The problems I had with Euclid last night re-enforced my opinions of Solaris’s boot process. It’s got too many things it depends upon which can become damaged or corrupted too easily which can prevent a sysadmin from booting the machine to the point where the system can be recovered.
The problem with Euclid was that the software install had broken /etc/inittab. This caused init to go into a loop and never allow the system to present a shell. The only way to recover the system was to boot off either the network or an installation CD and getting to the point where the filesystems can be mounted and then repairs enacted.
Now, in the days of SunOS 4.1.x the only things required to get to a shell prompt where the sysadmin could start to rebuild the machine to the point where it’s usable again was the boot block, /vmunix and /sbin directory. Even if only /sbin/init and /sbin/sh worked it was enough. (Yes, I’ve recovered a couple of systems when all that was available was this sort of environment after the root disk got errors on it.
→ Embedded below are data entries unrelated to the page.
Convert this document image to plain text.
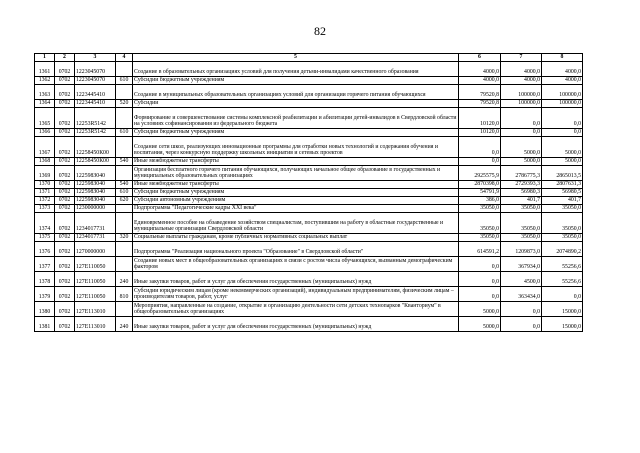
82
1	2	3	4	5	6	7	8
1361	0702	1223045070		Создание в образовательных организациях условий для получения детьми-инвалидами качественного образования	4000,0	4000,0	4000,0
1362	0702	1223045070	610	Субсидии бюджетным учреждениям	4000,0	4000,0	4000,0
1363	0702	1223445410		Создание в муниципальных образовательных организациях условий для организации горячего питания обучающихся	79520,8	100000,0	100000,0
1364	0702	1223445410	520	Субсидии	79520,8	100000,0	100000,0
1365	0702	12253R5142		Формирование и совершенствование системы комплексной реабилитации и абилитации детей-инвалидов в Свердловской области на условиях софинансирования из федерального бюджета	10120,0	0,0	0,0
1366	0702	12253R5142	610	Субсидии бюджетным учреждениям	10120,0	0,0	0,0
1367	0702	12258450К00		Создание сети школ, реализующих инновационные программы для отработки новых технологий и содержания обучения и воспитания, через конкурсную поддержку школьных инициатив и сетевых проектов	0,0	5000,0	5000,0
1368	0702	12258450К00	540	Иные межбюджетные трансферты	0,0	5000,0	5000,0
1369	0702	122598З040		Организация бесплатного горячего питания обучающихся, получающих начальное общее образование в государственных и муниципальных образовательных организациях	2925575,9	2786775,3	2865013,5
1370	0702	122598З040	540	Иные межбюджетные трансферты	2870398,0	2729393,3	2807631,3
1371	0702	122598З040	610	Субсидии бюджетным учреждениям	54791,9	56980,3	56980,5
1372	0702	122598З040	620	Субсидии автономным учреждениям	386,0	401,7	401,7
1373	0702	1230000000		Подпрограмма "Педагогические кадры XXI века"	35050,0	35050,0	35050,0
1374	0702	1234017731		Единовременное пособие на обзаведение хозяйством специалистам, поступившим на работу в областные государственные и муниципальные организации Свердловской области	35050,0	35050,0	35050,0
1375	0702	1234017731	320	Социальные выплаты гражданам, кроме публичных нормативных социальных выплат	35050,0	35050,0	35050,0
1376	0702	1270000000		Подпрограмма "Реализация национального проекта "Образование" в Свердловской области"	614591,2	1209873,0	2074890,2
1377	0702	127Е110050		Создание новых мест в общеобразовательных организациях в связи с ростом числа обучающихся, вызванным демографическим фактором	0,0	367934,0	55256,6
1378	0702	127Е110050	240	Иные закупки товаров, работ и услуг для обеспечения государственных (муниципальных) нужд	0,0	4500,0	55256,6
1379	0702	127Е110050	810	Субсидии юридическим лицам (кроме некоммерческих организаций), индивидуальным предпринимателям, физическим лицам – производителям товаров, работ, услуг	0,0	363434,0	0,0
1380	0702	127Е113010		Мероприятия, направленные на создание, открытие и организацию деятельности сети детских технопарков "Кванториум" в общеобразовательных организациях	5000,0	0,0	15000,0
1381	0702	127Е113010	240	Иные закупки товаров, работ и услуг для обеспечения государственных (муниципальных) нужд	5000,0	0,0	15000,0
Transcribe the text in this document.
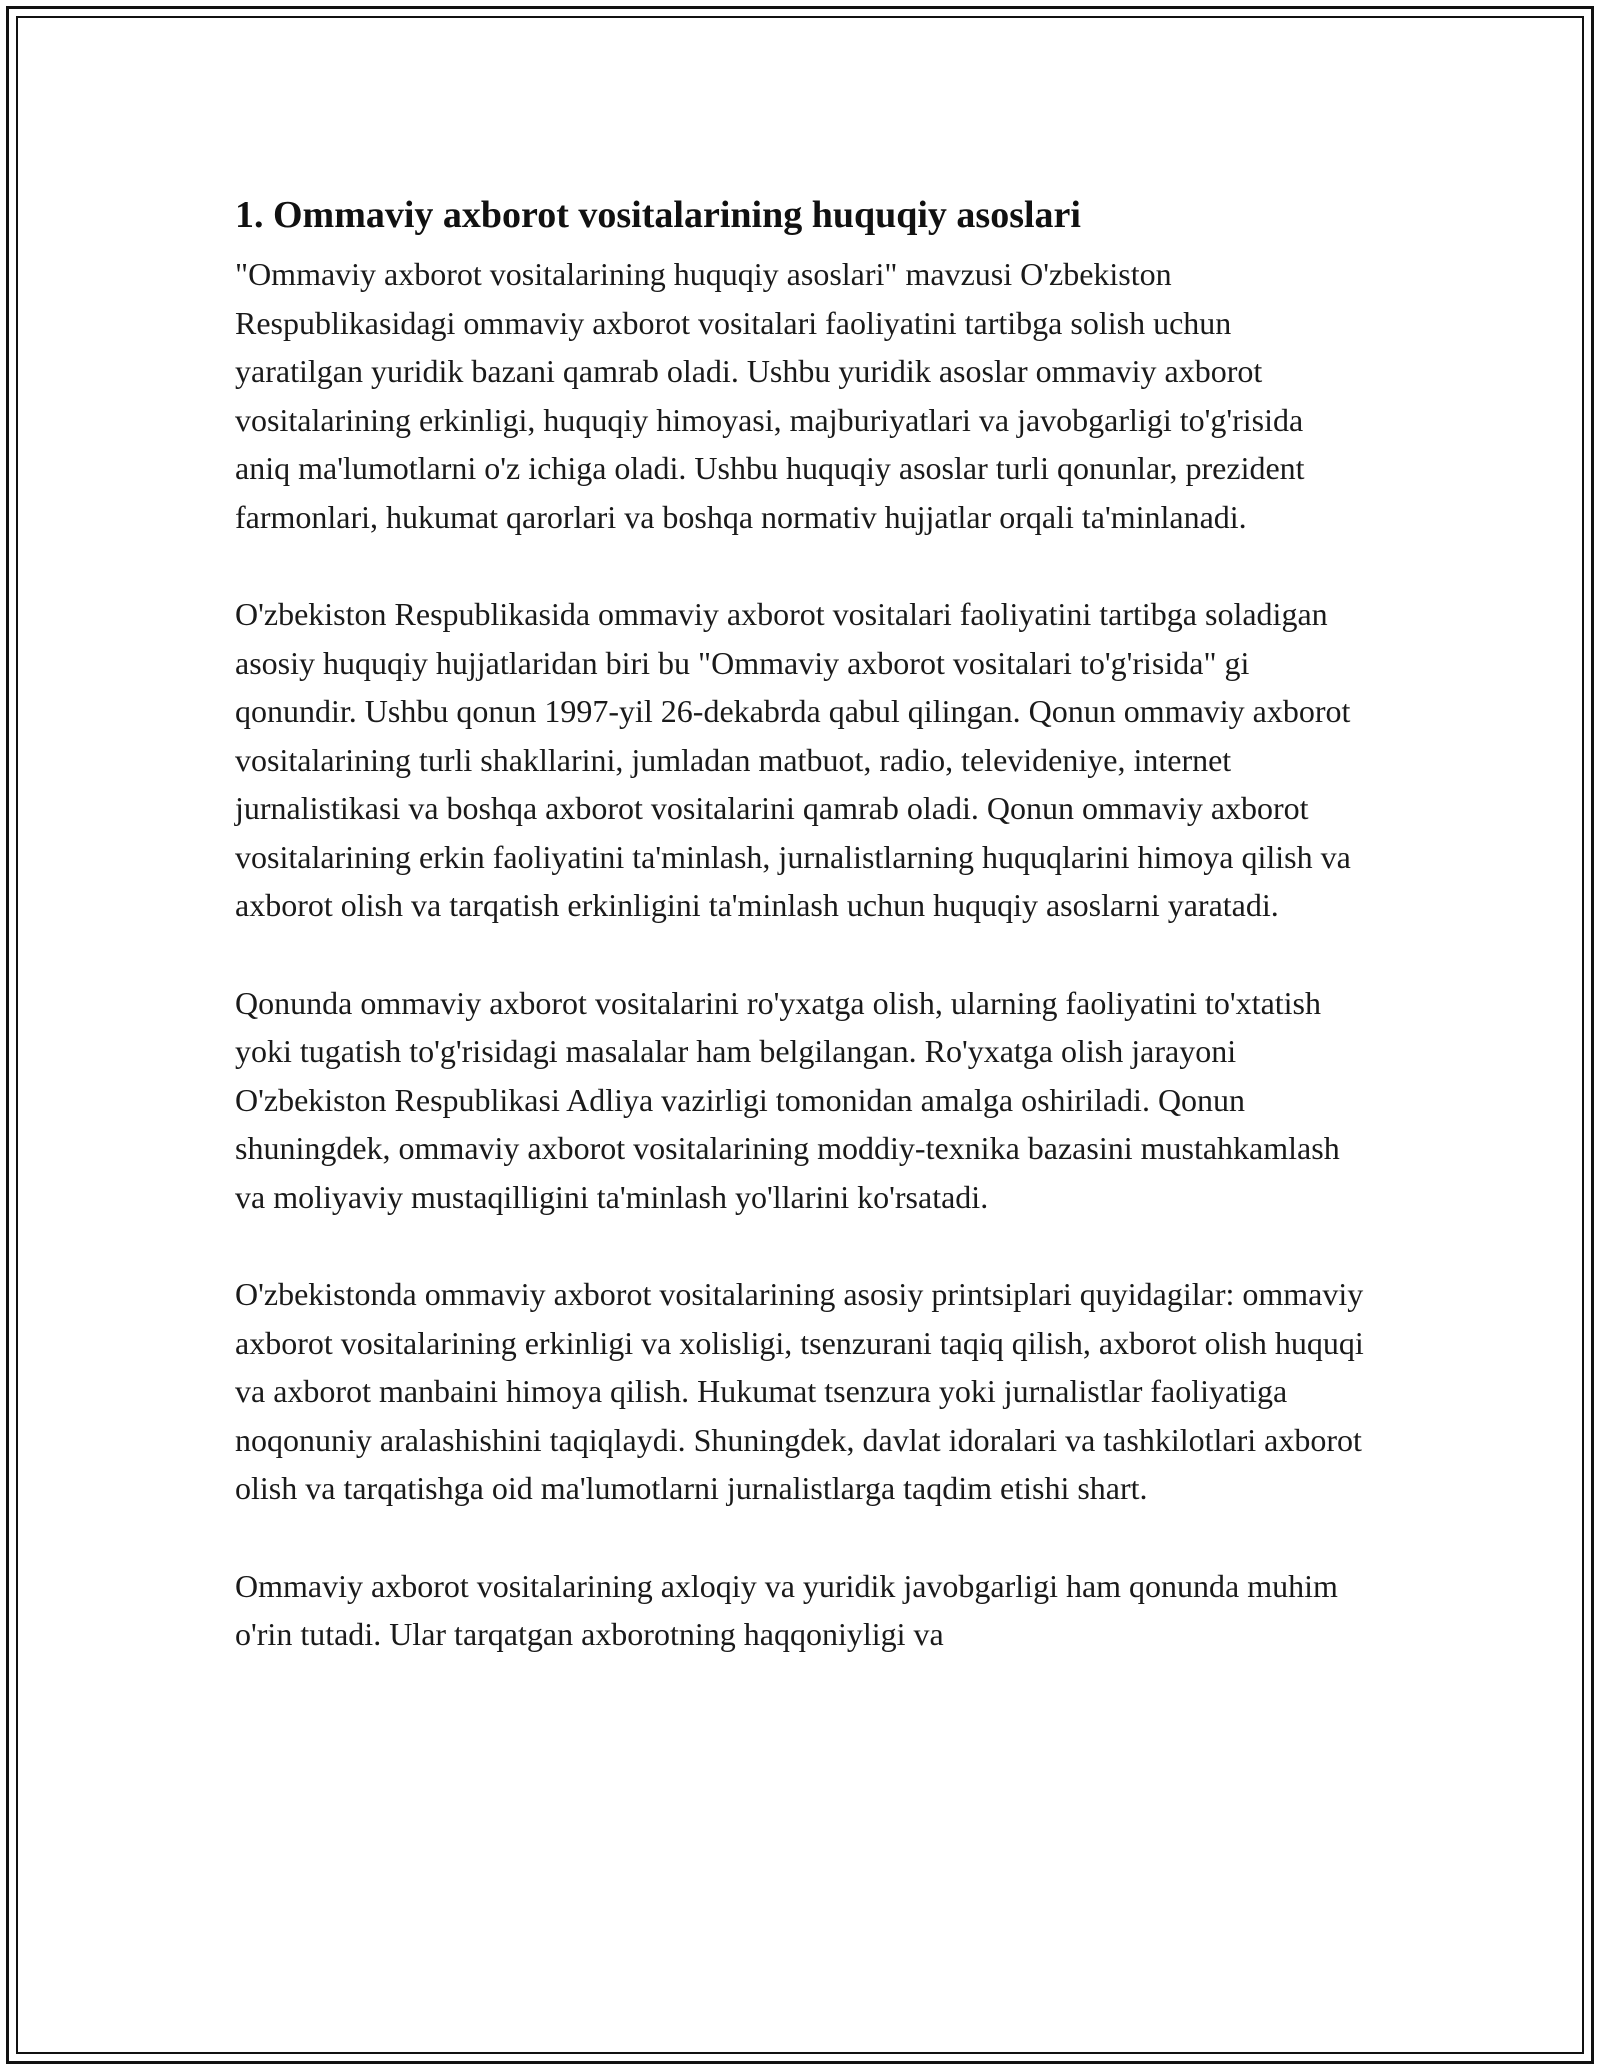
1. Ommaviy axborot vositalarining huquqiy asoslari

"Ommaviy axborot vositalarining huquqiy asoslari" mavzusi O'zbekiston Respublikasidagi ommaviy axborot vositalari faoliyatini tartibga solish uchun yaratilgan yuridik bazani qamrab oladi. Ushbu yuridik asoslar ommaviy axborot vositalarining erkinligi, huquqiy himoyasi, majburiyatlari va javobgarligi to'g'risida aniq ma'lumotlarni o'z ichiga oladi. Ushbu huquqiy asoslar turli qonunlar, prezident farmonlari, hukumat qarorlari va boshqa normativ hujjatlar orqali ta'minlanadi.

O'zbekiston Respublikasida ommaviy axborot vositalari faoliyatini tartibga soladigan asosiy huquqiy hujjatlaridan biri bu "Ommaviy axborot vositalari to'g'risida" gi qonundir. Ushbu qonun 1997-yil 26-dekabrda qabul qilingan. Qonun ommaviy axborot vositalarining turli shakllarini, jumladan matbuot, radio, televideniye, internet jurnalistikasi va boshqa axborot vositalarini qamrab oladi. Qonun ommaviy axborot vositalarining erkin faoliyatini ta'minlash, jurnalistlarning huquqlarini himoya qilish va axborot olish va tarqatish erkinligini ta'minlash uchun huquqiy asoslarni yaratadi.

Qonunda ommaviy axborot vositalarini ro'yxatga olish, ularning faoliyatini to'xtatish yoki tugatish to'g'risidagi masalalar ham belgilangan. Ro'yxatga olish jarayoni O'zbekiston Respublikasi Adliya vazirligi tomonidan amalga oshiriladi. Qonun shuningdek, ommaviy axborot vositalarining moddiy-texnika bazasini mustahkamlash va moliyaviy mustaqilligini ta'minlash yo'llarini ko'rsatadi.

O'zbekistonda ommaviy axborot vositalarining asosiy printsiplari quyidagilar: ommaviy axborot vositalarining erkinligi va xolisligi, tsenzurani taqiq qilish, axborot olish huquqi va axborot manbaini himoya qilish. Hukumat tsenzura yoki jurnalistlar faoliyatiga noqonuniy aralashishini taqiqlaydi. Shuningdek, davlat idoralari va tashkilotlari axborot olish va tarqatishga oid ma'lumotlarni jurnalistlarga taqdim etishi shart.

Ommaviy axborot vositalarining axloqiy va yuridik javobgarligi ham qonunda muhim o'rin tutadi. Ular tarqatgan axborotning haqqoniyligi va
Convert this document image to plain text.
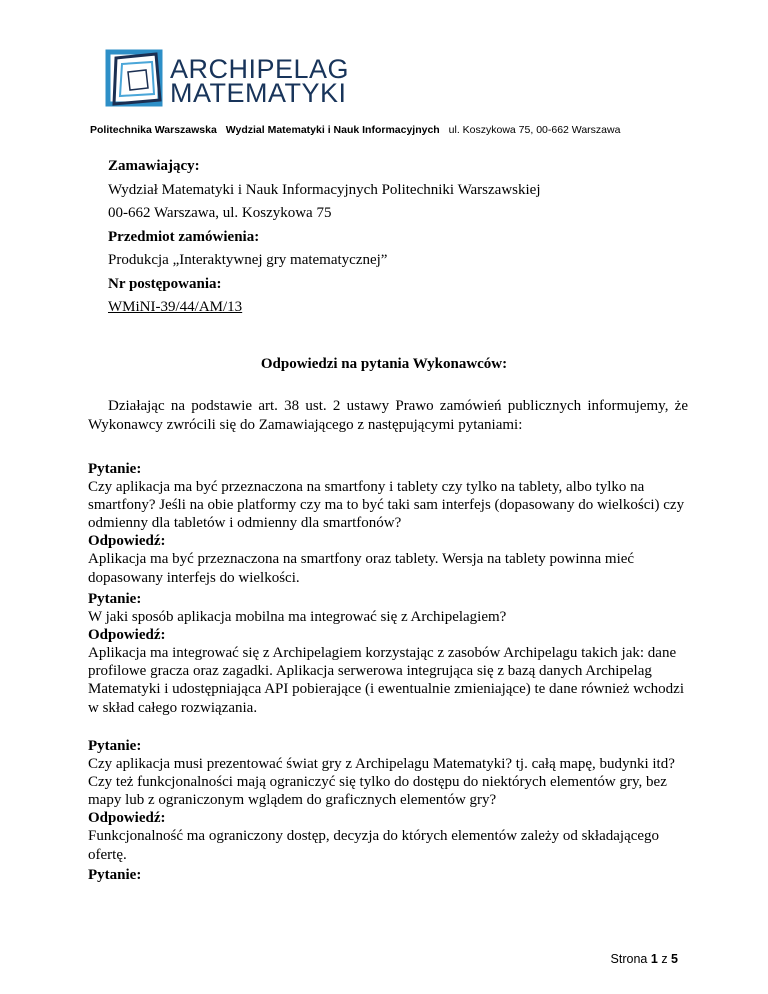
ARCHIPELAG
MATEMATYKI
Politechnika Warszawska Wydzial Matematyki i Nauk Informacyjnych ul. Koszykowa 75, 00-662 Warszawa

Zamawiający:

Wydział Matematyki i Nauk Informacyjnych Politechniki Warszawskiej

00-662 Warszawa, ul. Koszykowa 75

Przedmiot zamówienia:

Produkcja „Interaktywnej gry matematycznej”

Nr postępowania:

WMiNI-39/44/AM/13

Odpowiedzi na pytania Wykonawców:
Działając na podstawie art. 38 ust. 2 ustawy Prawo zamówień publicznych informujemy, że Wykonawcy zwrócili się do Zamawiającego z następującymi pytaniami:

Pytanie:

Czy aplikacja ma być przeznaczona na smartfony i tablety czy tylko na tablety, albo tylko na smartfony? Jeśli na obie platformy czy ma to być taki sam interfejs (dopasowany do wielkości) czy odmienny dla tabletów i odmienny dla smartfonów?

Odpowiedź:

Aplikacja ma być przeznaczona na smartfony oraz tablety. Wersja na tablety powinna mieć dopasowany interfejs do wielkości.

Pytanie:

W jaki sposób aplikacja mobilna ma integrować się z Archipelagiem?

Odpowiedź:

Aplikacja ma integrować się z Archipelagiem korzystając z zasobów Archipelagu takich jak: dane profilowe gracza oraz zagadki. Aplikacja serwerowa integrująca się z bazą danych Archipelag Matematyki i udostępniająca API pobierające (i ewentualnie zmieniające) te dane również wchodzi w skład całego rozwiązania.

Pytanie:

Czy aplikacja musi prezentować świat gry z Archipelagu Matematyki? tj. całą mapę, budynki itd? Czy też funkcjonalności mają ograniczyć się tylko do dostępu do niektórych elementów gry, bez mapy lub z ograniczonym wglądem do graficznych elementów gry?

Odpowiedź:

Funkcjonalność ma ograniczony dostęp, decyzja do których elementów zależy od składającego ofertę.

Pytanie:

Strona 1 z 5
I had to use ifconfig, mount, echo, cat, ftp and ln to get a server running well enough to serve NFS disks while we awaited an engineer with a replacement part once.)
Solaris, however, needs loads of configuration files in /etc to be not only present but also syntactically correct. Lots of the initial boot process needs shell scripts to run before you can even get near a shell prompt. Add to this the frailty of the whole device driver system and you can see that recovering a Solaris system into a minimal rescue mode is all but impossible unless a large number of things are OK. This, I feel, is Solaris’ reliability achilles heel.
Now, I agree it’s not only Solaris which has this problem. More and more Linux is showing the same problem and Windows has always been flakey on booting.
Oh well, I’ve got this off my chest now. It seems systems are becoming more and more vulnerable to this sort of thing.